Déjà élevé le 14 février de cette année au rang d'associé étranger de l'Académie des inscriptions et belles-lettres – distinction rarement accordée à des savants non français – l'helléniste Denis Knoepfler, professeur d'archéologie classique et d'histoire ancienne à l'Université de Neuchâtel, poursuit son exceptionnelle carrière académique en devenant aujourd'hui le premier Suisse élu au prestigieux Collège de France. Il occupera dès 2004 une chaire créée à son intention d'épigraphie et histoire des cités grecques.

Savoir de pointe

Issu du Collège des lecteurs royaux fondé en 1530 par François Ier à l'instigation de Guillaume Budé, le Collège de France est une institution unique, qui perpétue une tradition humaniste tout en s'adaptant à l'évolution du savoir et des disciplines. Ni université, ni grande école, le Collège de France occupe une situation à part dans la recherche fondamentale et l'enseignement supérieur français. Ouverts à tous, les cours du Collège sont cependant tenus de dispenser un savoir de pointe; les chaires sont définies en fonction des savants, d'abord désignés puis élus par l'assemblée des professeurs titulaires. C'est dire que n'entrent au Collège de France que des chercheurs reconnus qui se sont imposés par la qualité de leurs travaux antérieurs. Après, entre autres, Jacqueline de Romilly, Jean-Pierre Vernant ou Jean Irigoin, Denis Knoepfler offre ainsi aux études grecques le droit d'une nouvelle présence dans cette institution des savoirs qui se distinguent.

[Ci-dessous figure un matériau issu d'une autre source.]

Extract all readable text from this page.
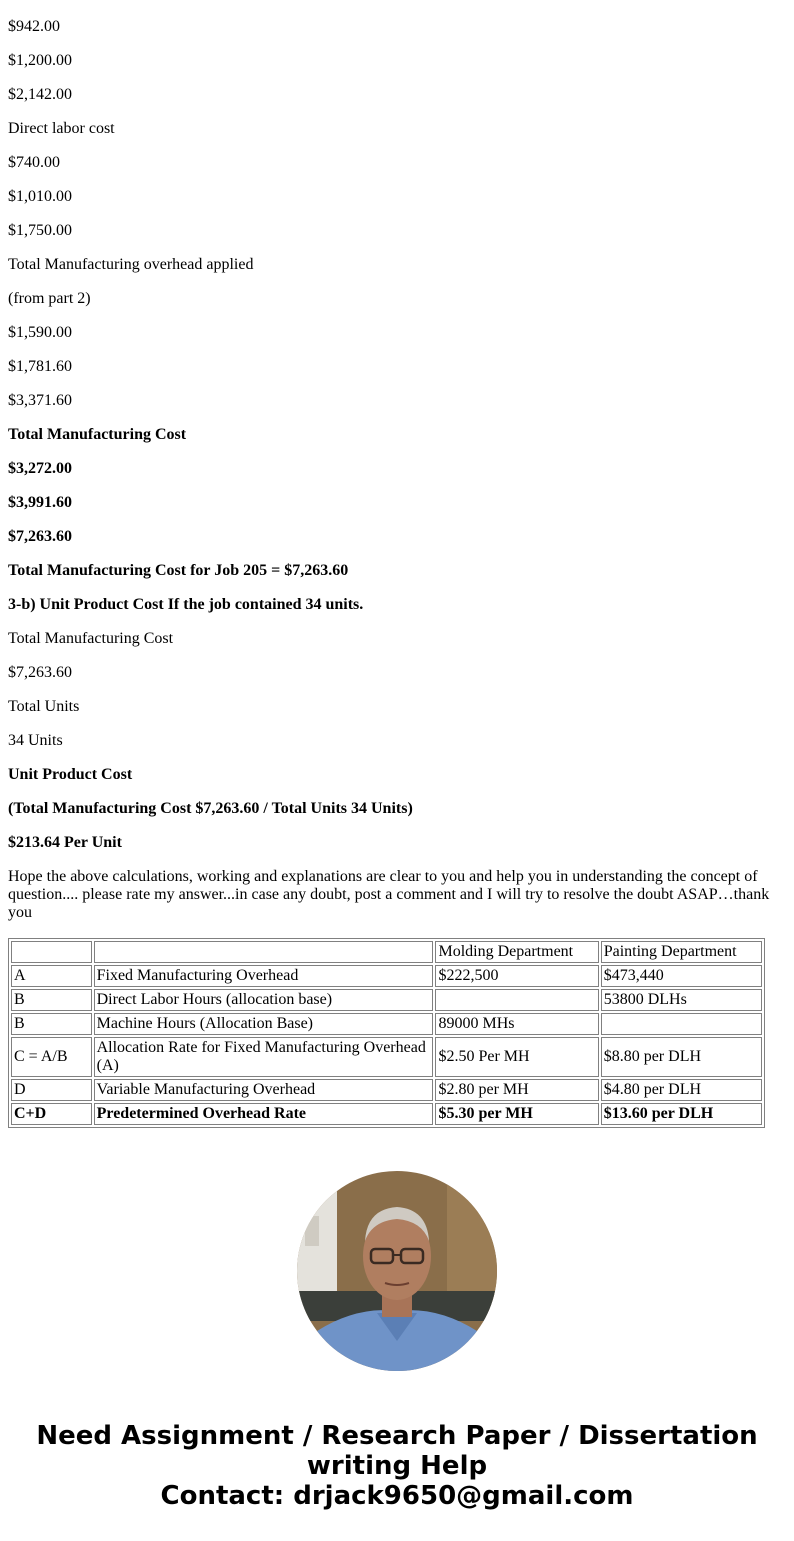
$942.00

$1,200.00

$2,142.00

Direct labor cost

$740.00

$1,010.00

$1,750.00

Total Manufacturing overhead applied

(from part 2)

$1,590.00

$1,781.60

$3,371.60

Total Manufacturing Cost

$3,272.00

$3,991.60

$7,263.60

Total Manufacturing Cost for Job 205 = $7,263.60

3-b) Unit Product Cost If the job contained 34 units.

Total Manufacturing Cost

$7,263.60

Total Units

34 Units

Unit Product Cost

(Total Manufacturing Cost $7,263.60 / Total Units 34 Units)

$213.64 Per Unit

Hope the above calculations, working and explanations are clear to you and help you in understanding the concept of question.... please rate my answer...in case any doubt, post a comment and I will try to resolve the doubt ASAP…thank you

		Molding Department	Painting Department
A	Fixed Manufacturing Overhead	$222,500	$473,440
B	Direct Labor Hours (allocation base)		53800 DLHs
B	Machine Hours (Allocation Base)	89000 MHs	
C = A/B	Allocation Rate for Fixed Manufacturing Overhead (A)	$2.50 Per MH	$8.80 per DLH
D	Variable Manufacturing Overhead	$2.80 per MH	$4.80 per DLH
C+D	Predetermined Overhead Rate	$5.30 per MH	$13.60 per DLH
Need Assignment / Research Paper / Dissertation
writing Help
Contact: drjack9650@gmail.com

Approche pluridisciplinaire

Ancien membre étranger de l'Ecole française d'Athènes, détenteur d'une thèse de IIIe cycle et d'une thèse d'Etat, impressionnant par l'étendue de ses compétences – tout à la fois philologue, épigraphiste, historien et archéologue confirmé – Denis Knoepfler aime à pratiquer une approche pluridisciplinaire, soucieuse de vérifier chaque source, tant il est vrai que, dans une discipline vieille de plusieurs siècles, les acquis reposent souvent sur des convictions qui n'ont de solide que leur âge. Son livre sur La vie de Ménédème d'Erétrie de Diogène Laërce offre, à cet égard, un exemple magistral d'une analyse allant jusqu'à reprendre toute l'histoire de la tradition textuelle d'un traité, depuis les premiers manuscrits jusqu'aux dernières éditions, pour vérifier une donnée philologique qui se révélera capitale pour l'historien. A l'opposé d'une tendance qui trouve dans la spécialisation toujours plus grande de nos disciplines le prétexte d'un repliement sur soi, Denis Knoepfler sait qu'il ne saurait y avoir d'historien de la Grèce antique consciencieux qui ne se double d'un philologue et d'un archéologue averti.

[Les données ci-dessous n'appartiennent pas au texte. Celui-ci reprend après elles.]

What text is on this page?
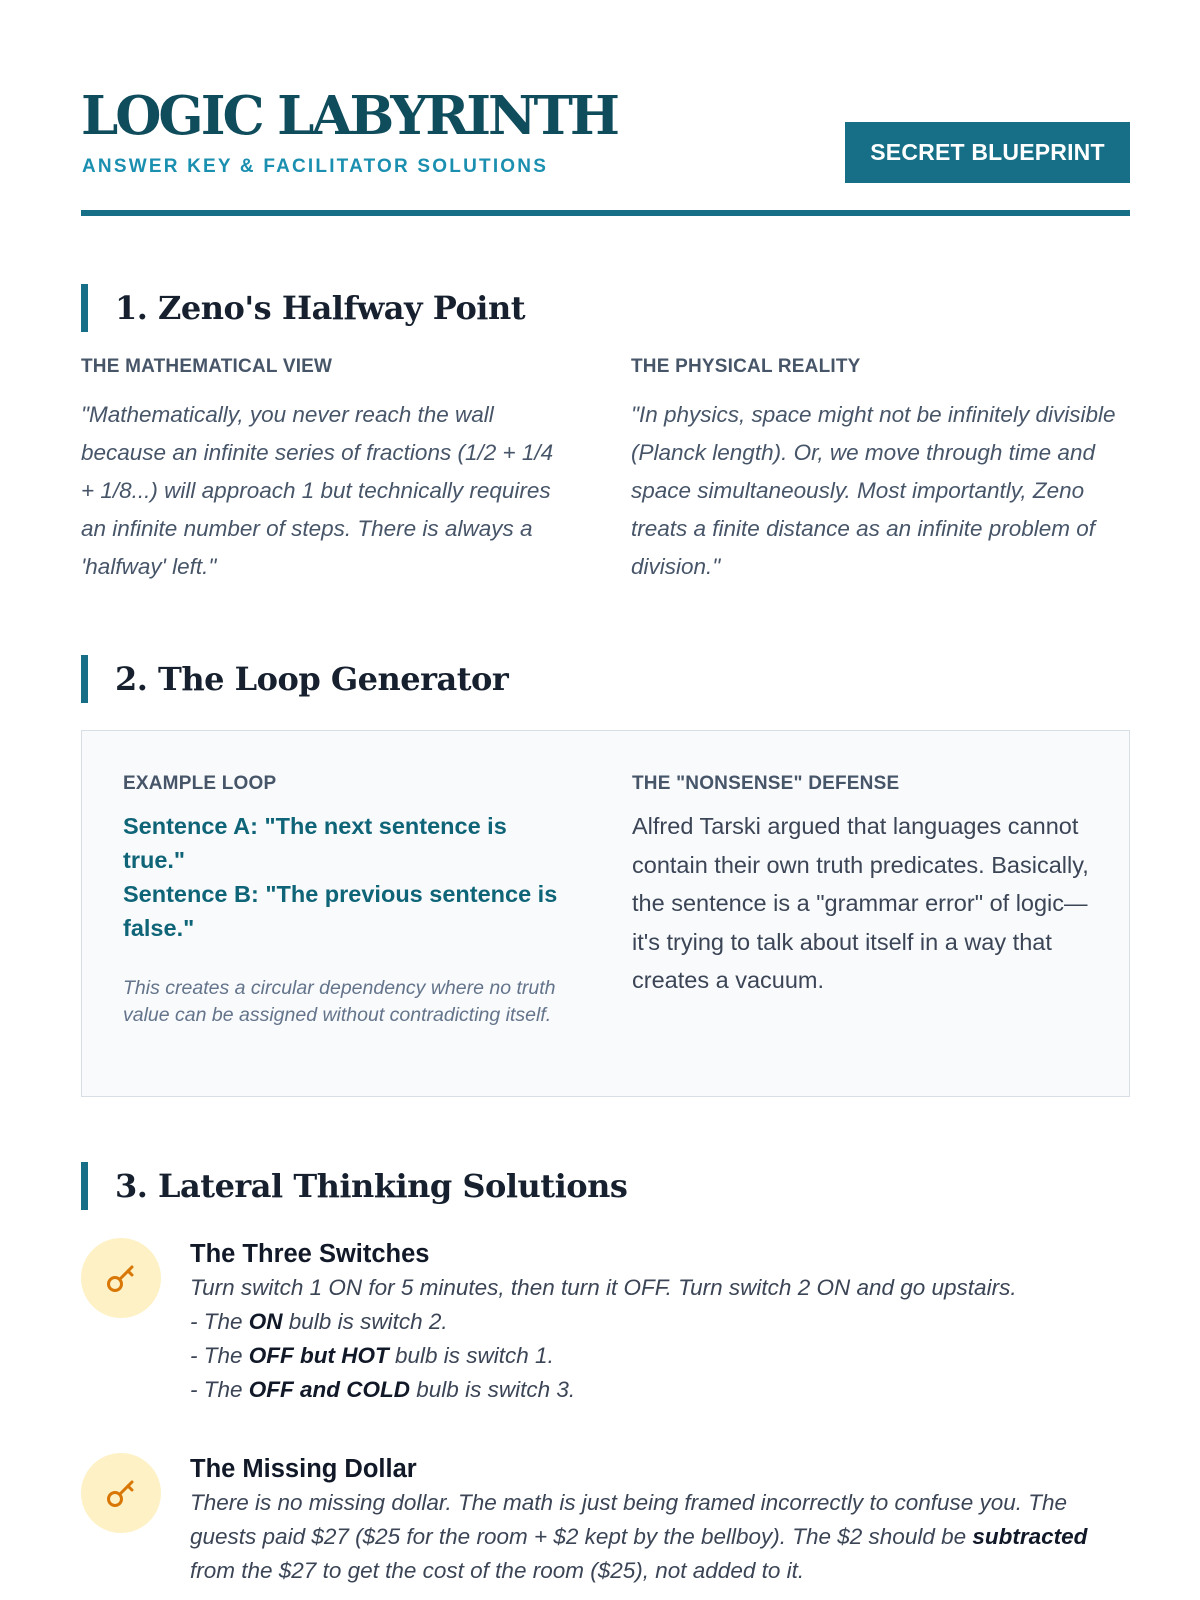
LOGIC LABYRINTH
ANSWER KEY & FACILITATOR SOLUTIONS
SECRET BLUEPRINT
1. Zeno's Halfway Point
THE MATHEMATICAL VIEW
"Mathematically, you never reach the wall because an infinite series of fractions (1/2 + 1/4 + 1/8...) will approach 1 but technically requires an infinite number of steps. There is always a 'halfway' left."
THE PHYSICAL REALITY
"In physics, space might not be infinitely divisible (Planck length). Or, we move through time and space simultaneously. Most importantly, Zeno treats a finite distance as an infinite problem of division."
2. The Loop Generator
EXAMPLE LOOP
Sentence A: "The next sentence is true."
Sentence B: "The previous sentence is false."
This creates a circular dependency where no truth value can be assigned without contradicting itself.
THE "NONSENSE" DEFENSE
Alfred Tarski argued that languages cannot contain their own truth predicates. Basically, the sentence is a "grammar error" of logic—it's trying to talk about itself in a way that creates a vacuum.
3. Lateral Thinking Solutions
The Three Switches
Turn switch 1 ON for 5 minutes, then turn it OFF. Turn switch 2 ON and go upstairs.
- The ON bulb is switch 2.
- The OFF but HOT bulb is switch 1.
- The OFF and COLD bulb is switch 3.
The Missing Dollar
There is no missing dollar. The math is just being framed incorrectly to confuse you. The guests paid $27 ($25 for the room + $2 kept by the bellboy). The $2 should be subtracted from the $27 to get the cost of the room ($25), not added to it.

Deux ans après la nomination de Claude Calame à l'Ecole des hautes études en sciences sociales, l'élection de Denis Knoepfler au Collège de France devient le symbole de l'excellence d'un savoir suisse superbement convoité par l'étranger alors même qu'il peine à survivre dans ses propres terres. Pour des raisons qui sont alors faciles à deviner, Denis Knoepfler s'emploiera à poursuivre parallèlement à Neuchâtel un enseignement dont certains aimeraient déjà faire l'économie.